Smart’s captors, Brian David Mitchell and his wife Wanda Barzee, would often put her in bizarre disguises and take her around Salt Lake City, where she was too terrified to scream or run for help.
Once at a public library, a man even came over and introduced himself as a homicide detective, according to The New Yorker story. Police had received concerned calls from people who were worried that she might be a kidnapping victim, he told them. The cop asked Mitchell and Barzee to take off Smart’s veil.
Smart was “dizzy with hope and anticipation and gut-wrenching fear,” she writes in her new memoir.

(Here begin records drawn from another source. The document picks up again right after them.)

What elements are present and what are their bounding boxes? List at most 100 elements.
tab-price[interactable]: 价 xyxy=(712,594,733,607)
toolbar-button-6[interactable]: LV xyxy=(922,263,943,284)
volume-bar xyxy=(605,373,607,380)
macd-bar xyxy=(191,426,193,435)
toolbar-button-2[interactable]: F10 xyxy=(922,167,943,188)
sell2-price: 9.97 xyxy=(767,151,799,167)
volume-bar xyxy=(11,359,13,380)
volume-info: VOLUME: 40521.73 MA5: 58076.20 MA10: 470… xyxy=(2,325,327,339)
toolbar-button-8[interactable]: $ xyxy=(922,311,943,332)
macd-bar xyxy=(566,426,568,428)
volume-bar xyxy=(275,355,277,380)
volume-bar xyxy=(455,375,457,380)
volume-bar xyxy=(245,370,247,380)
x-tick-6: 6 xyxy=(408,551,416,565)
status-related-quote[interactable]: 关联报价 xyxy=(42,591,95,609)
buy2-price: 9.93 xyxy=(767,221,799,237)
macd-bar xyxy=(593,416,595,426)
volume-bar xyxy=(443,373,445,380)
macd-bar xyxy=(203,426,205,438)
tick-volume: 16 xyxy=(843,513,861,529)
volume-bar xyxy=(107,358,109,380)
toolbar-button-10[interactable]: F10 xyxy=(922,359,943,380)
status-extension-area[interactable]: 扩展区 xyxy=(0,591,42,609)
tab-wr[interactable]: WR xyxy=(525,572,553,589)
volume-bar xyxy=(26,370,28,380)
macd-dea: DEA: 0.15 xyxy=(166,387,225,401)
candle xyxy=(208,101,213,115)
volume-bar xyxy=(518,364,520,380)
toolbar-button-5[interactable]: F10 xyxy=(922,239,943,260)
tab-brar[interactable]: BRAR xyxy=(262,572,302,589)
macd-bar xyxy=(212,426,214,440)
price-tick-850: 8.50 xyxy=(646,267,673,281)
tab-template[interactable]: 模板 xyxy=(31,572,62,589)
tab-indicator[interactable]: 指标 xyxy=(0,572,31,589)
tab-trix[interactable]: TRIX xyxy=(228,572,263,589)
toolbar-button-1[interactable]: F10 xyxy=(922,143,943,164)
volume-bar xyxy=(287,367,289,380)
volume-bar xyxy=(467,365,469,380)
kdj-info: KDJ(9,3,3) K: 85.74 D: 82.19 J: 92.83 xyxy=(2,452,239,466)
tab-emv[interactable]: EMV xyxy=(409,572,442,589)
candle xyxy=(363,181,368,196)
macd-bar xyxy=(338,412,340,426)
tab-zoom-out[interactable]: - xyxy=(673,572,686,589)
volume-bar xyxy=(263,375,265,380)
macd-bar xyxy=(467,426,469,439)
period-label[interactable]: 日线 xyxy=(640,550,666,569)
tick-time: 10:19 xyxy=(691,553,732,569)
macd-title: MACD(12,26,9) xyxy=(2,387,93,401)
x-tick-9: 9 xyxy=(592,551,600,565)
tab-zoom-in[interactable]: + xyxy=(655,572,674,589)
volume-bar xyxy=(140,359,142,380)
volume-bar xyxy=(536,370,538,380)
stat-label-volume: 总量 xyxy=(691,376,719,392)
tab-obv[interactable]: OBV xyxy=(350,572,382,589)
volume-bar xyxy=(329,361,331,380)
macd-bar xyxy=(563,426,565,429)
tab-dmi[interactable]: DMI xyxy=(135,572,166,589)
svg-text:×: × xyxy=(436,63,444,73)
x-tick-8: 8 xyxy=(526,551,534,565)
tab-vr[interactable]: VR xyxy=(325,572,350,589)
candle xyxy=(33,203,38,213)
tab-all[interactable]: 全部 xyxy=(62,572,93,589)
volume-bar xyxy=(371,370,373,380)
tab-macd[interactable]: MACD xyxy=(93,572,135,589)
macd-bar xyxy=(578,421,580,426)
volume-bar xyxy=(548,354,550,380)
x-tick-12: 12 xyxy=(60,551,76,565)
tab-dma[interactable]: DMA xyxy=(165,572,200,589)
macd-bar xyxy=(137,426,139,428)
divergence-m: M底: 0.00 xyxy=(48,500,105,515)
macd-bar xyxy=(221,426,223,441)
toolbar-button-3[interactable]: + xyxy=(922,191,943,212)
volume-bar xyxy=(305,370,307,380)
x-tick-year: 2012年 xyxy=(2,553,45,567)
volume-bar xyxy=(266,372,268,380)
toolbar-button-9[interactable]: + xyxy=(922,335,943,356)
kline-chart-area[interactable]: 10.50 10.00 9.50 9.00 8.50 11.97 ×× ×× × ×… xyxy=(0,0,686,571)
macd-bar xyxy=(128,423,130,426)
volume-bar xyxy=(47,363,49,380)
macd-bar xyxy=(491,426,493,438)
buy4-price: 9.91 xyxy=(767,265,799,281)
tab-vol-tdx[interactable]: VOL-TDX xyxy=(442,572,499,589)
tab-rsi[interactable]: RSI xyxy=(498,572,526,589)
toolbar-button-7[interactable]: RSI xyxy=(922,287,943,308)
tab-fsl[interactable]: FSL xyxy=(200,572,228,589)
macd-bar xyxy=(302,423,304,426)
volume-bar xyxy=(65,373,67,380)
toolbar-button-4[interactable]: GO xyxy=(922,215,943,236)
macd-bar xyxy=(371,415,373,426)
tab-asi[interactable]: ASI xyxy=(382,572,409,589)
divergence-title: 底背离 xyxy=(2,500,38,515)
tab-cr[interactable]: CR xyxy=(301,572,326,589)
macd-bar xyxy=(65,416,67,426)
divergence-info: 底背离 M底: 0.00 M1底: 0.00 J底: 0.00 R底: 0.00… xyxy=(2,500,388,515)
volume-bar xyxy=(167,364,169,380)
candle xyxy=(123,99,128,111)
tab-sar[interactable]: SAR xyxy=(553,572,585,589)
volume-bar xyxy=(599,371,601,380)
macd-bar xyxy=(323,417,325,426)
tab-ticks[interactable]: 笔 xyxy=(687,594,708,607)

Barzee put tightened her hand on Smart’s leg. As Margaret Talbot writes in The New Yorker, “The fear won out.”
She stayed quiet as Mitchell explained that his religion forbade him from revealing his “daughter’s” face to a strange man. “Officer, if she were the person you were looking for, why would she just sit there?” Mitchell said, according to Smart’s account. The detective left, and Smart felt lower than ever. She says her fear made her compliant.
Smart was finally rescued after nine months, after a smart cop separated her from Mitchell and his Barzee before asking if she’d been kidnapped. “She’s too scared to even answer,” she recalled the officer saying. “You’ve got to get her by herself.”